Entre 1995 e 2017, a ação do chamado Grupo Móvel trouxe a libertação de 52 mil trabalhadores brasileiros vítimas de abusos trabalhistas
Em 1997, Pureza venceu o prêmio britânico Anti-Slavery
2018 trouxe o registro, pela Organização Internacional do Trabalho, de 40,3 milhões de trabalhadores no mundo com atividades análogas às da escravidão
Duas perguntas
Thaís Fujinaga, diretora de A felicidade das coisas
No filme de estreia de Thaís Fujinaga, A felicidade das coisas, há a configuração da sociedade que coloca Paula (Patrícia Saravy) em papéis de esposa e mãe, sempre sem a presença do marido. A figura feminina, por sinal, chega ao circuito de exibição de cinema na cidade, desfilando em série de opções para entretenimento e reflexão: de forma leve, personagens despontam em O pai da Rita e Quatro amigas numa fria; com peso de denúncia, no documentário E se eu contar, você escuta?, e mesmo alcança drama, em Miss França, e atravessa filmes de terror como Chamas da vingança e A médium. No filme nacional de Thaís Fujinaga, a diretora comenta ter pretendido complexificar a masculinidade e o feminino representado no filme. "O modo como são retratados os homens foi pensado para ser assim: naturalmente, planejado. A gente vê uma mulher muito oprimida, mas não há violência factível", comenta Fujinaga.
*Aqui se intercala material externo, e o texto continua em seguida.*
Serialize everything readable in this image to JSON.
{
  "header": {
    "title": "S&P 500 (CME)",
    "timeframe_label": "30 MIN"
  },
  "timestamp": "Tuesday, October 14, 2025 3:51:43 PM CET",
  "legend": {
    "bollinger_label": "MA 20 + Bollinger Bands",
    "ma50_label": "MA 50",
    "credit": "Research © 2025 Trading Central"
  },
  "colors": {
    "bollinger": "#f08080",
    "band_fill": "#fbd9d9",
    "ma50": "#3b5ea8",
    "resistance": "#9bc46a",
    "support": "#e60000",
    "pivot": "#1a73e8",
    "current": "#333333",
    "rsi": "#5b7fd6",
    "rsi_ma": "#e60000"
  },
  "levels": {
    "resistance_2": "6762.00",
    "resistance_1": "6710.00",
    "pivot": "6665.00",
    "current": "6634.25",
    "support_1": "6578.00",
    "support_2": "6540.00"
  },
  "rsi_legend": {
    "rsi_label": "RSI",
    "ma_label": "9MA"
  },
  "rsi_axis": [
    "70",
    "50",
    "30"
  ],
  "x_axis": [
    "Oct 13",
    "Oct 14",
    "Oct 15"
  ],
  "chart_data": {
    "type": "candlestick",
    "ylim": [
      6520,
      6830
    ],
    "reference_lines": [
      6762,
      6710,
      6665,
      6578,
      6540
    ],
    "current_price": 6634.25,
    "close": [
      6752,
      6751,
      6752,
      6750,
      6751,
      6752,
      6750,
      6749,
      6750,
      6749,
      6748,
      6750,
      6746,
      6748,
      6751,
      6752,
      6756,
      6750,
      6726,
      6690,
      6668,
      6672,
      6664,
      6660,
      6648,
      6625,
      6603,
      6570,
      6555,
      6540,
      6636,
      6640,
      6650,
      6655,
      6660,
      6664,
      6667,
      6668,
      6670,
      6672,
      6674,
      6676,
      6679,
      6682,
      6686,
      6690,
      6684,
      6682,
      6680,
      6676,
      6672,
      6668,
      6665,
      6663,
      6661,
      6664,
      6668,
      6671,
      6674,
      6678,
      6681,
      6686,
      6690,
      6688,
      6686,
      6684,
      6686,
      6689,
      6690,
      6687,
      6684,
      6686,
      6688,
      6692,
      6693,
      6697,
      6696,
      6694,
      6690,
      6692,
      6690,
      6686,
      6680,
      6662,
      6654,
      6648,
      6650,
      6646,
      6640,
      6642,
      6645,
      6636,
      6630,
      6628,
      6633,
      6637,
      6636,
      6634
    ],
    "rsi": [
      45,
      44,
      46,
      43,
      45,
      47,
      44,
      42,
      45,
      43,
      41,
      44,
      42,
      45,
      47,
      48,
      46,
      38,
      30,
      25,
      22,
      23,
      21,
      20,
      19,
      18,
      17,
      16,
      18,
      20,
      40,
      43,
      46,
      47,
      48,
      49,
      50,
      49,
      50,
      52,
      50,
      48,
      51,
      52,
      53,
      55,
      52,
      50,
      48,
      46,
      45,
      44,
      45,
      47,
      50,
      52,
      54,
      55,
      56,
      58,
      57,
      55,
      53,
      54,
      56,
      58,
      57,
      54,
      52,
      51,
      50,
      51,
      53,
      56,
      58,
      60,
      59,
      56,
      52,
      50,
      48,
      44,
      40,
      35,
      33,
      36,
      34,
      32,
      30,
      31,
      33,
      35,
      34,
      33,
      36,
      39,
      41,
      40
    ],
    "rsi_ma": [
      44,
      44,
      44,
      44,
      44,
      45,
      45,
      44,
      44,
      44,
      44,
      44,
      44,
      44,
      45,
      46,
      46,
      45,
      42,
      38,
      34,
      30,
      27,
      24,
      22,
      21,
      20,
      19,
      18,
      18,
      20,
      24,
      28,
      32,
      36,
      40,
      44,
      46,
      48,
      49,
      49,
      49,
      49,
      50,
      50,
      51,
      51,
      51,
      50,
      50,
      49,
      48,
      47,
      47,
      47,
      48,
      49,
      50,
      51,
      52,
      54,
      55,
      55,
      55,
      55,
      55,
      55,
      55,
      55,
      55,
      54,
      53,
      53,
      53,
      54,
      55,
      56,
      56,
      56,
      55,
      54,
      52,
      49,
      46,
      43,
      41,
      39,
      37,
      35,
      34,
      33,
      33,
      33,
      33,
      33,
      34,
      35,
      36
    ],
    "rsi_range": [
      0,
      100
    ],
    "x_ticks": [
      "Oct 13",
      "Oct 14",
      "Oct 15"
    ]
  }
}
Há risco em assumir narrativas sem grandes reviravoltas?
Quando pensei no projeto, não havia a preocupação específica. Filmes têm diferentes caminhos para se comunicar com o público para além de formatos específicos. Não é necessário ter um filme de ação mais intensa para que haja comunicação. Claro que filmes mais dinâmicos, em formatos clássicos, têm mais ampla comunicação com quantitativo de público. O público para cinema nacional autoral sempre foi mais reduzido, nunca foi o grande público. Mas ele existe. Acho que estamos neste tipo de projeto com espectador mais habituado com obras de olhar particular para situação de ação discreta. Firmei o desenvolvimento da verdade interna e inter-relação humana desenvolvida pelas personagens. É um tipo de narrativa algo contraposta às narrativas correntes dos streamings, com grandes viradas, e que muito bem servem às séries. Filmes podem ser um recorte cuidadoso de uma realidade, numa imersão em universo, por exemplo, que mistura a expectativa e o tédio das férias.
Você objetivou o retrato de um sonho brasileiro com o longa?
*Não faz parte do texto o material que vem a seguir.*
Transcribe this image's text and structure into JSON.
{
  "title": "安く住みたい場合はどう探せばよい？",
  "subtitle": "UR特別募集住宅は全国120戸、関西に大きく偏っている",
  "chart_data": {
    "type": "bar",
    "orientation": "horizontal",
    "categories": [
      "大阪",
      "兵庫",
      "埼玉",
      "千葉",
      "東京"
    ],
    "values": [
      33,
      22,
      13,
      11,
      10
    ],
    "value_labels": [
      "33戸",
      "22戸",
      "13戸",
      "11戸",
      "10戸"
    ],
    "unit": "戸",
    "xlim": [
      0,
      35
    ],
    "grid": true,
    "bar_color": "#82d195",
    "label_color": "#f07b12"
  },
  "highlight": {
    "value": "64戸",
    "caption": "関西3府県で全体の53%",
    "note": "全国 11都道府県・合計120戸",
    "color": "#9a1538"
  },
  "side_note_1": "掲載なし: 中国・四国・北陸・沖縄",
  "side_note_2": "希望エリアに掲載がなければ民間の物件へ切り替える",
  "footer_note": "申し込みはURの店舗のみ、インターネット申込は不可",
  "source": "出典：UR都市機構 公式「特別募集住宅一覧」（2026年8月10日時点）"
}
Tentei, sim, fazer um retrato possível de uma família entre a classe C ascendente e a classe média, e que faz uma conexão entre um ideal de realidade e o consumo de bens materiais, tudo numa ideia de que, por exemplo, ter uma casa de praia é dar certo na vida e ter uma piscina parece um gesto de fé na felicidade possível.